The Hessian is then represented by its action on vectors.

This representation works well with iterative algorithms:

| Algorithm | Uses |
|---|---|
| conjugate gradient | Hessian-vector products |
| Lanczos | Hessian-vector products |
| Newton-CG | Hessian-vector products |
| trust-region methods | Hessian-vector products |
| curvature diagnostics | directional second derivatives |

This design avoids materializing a dense matrix while still exposing useful second-order information.

## Numerical Checks

Second derivatives are more sensitive than first derivatives. A common diagnostic is to compare Hessian-vector products against finite differences of gradients:

$$
H_f(x)v
\approx
\frac{\nabla f(x + \epsilon v) - \nabla f(x)}{\epsilon}.
$$

A centered version is usually more accurate:

$$
H_f(x)v
\approx
\frac{\nabla f(x + \epsilon v) - \nabla f(x - \epsilon v)}{2\epsilon}.
$$

This check should be used carefully. If $\epsilon$ is too large, truncation error dominates. If $\epsilon$ is too small, floating point cancellation dominates.

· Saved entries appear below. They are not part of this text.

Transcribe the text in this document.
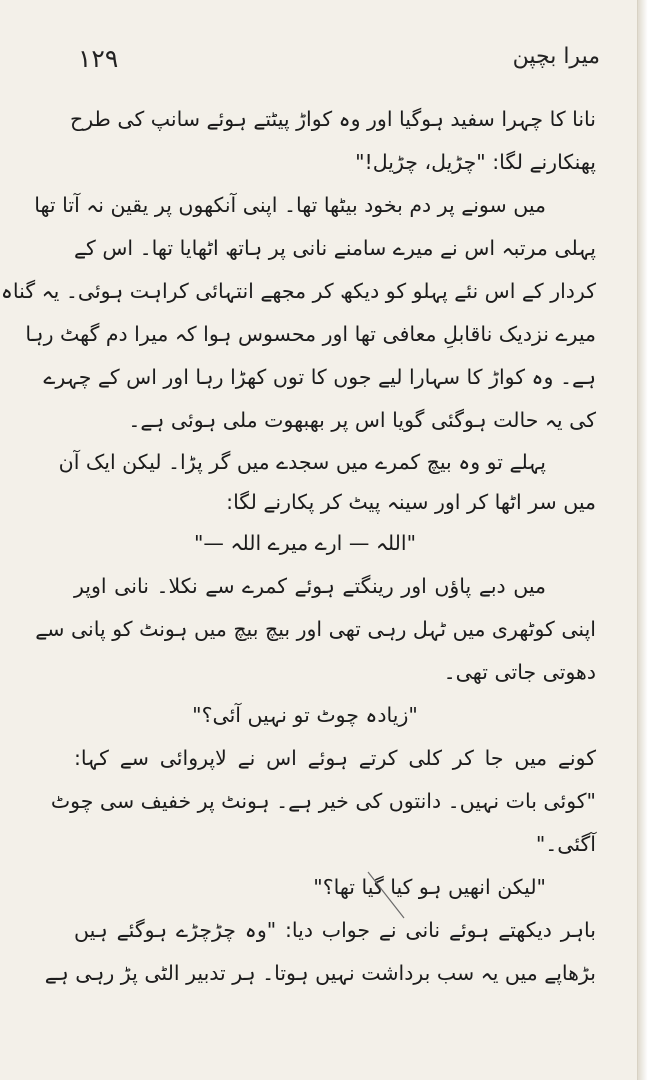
۱۲۹	میرا بچپن
نانا کا چہرا سفید ہوگیا اور وہ کواڑ پیٹتے ہوئے سانپ کی طرح
پھنکارنے لگا: "چڑیل، چڑیل!"
میں سونے پر دم بخود بیٹھا تھا۔ اپنی آنکھوں پر یقین نہ آتا تھا
پہلی مرتبہ اس نے میرے سامنے نانی پر ہاتھ اٹھایا تھا۔ اس کے
کردار کے اس نئے پہلو کو دیکھ کر مجھے انتہائی کراہت ہوئی۔ یہ گناہ
میرے نزدیک ناقابلِ معافی تھا اور محسوس ہوا کہ میرا دم گھٹ رہا
ہے۔ وہ کواڑ کا سہارا لیے جوں کا توں کھڑا رہا اور اس کے چہرے
کی یہ حالت ہوگئی گویا اس پر بھبھوت ملی ہوئی ہے۔
پہلے تو وہ بیچ کمرے میں سجدے میں گر پڑا۔ لیکن ایک آن
میں سر اٹھا کر اور سینہ پیٹ کر پکارنے لگا:
"اللہ — ارے میرے اللہ —"
میں دبے پاؤں اور رینگتے ہوئے کمرے سے نکلا۔ نانی اوپر
اپنی کوٹھری میں ٹہل رہی تھی اور بیچ بیچ میں ہونٹ کو پانی سے
دھوتی جاتی تھی۔
"زیادہ چوٹ تو نہیں آئی؟"
کونے میں جا کر کلی کرتے ہوئے اس نے لاپروائی سے کہا:
"کوئی بات نہیں۔ دانتوں کی خیر ہے۔ ہونٹ پر خفیف سی چوٹ
آگئی۔"
"لیکن انھیں ہو کیا گیا تھا؟"
باہر دیکھتے ہوئے نانی نے جواب دیا: "وہ چڑچڑے ہوگئے ہیں
بڑھاپے میں یہ سب برداشت نہیں ہوتا۔ ہر تدبیر الٹی پڑ رہی ہے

The check is useful for debugging custom derivative rules and verifying nested AD behavior.

## Practical Rule

Use a full Hessian only when the input dimension is small or when the Hessian is sparse and the sparsity is exploited.

For large dense problems, expose Hessian-vector products. They preserve the computational content needed by second-order methods without paying the full quadratic storage cost.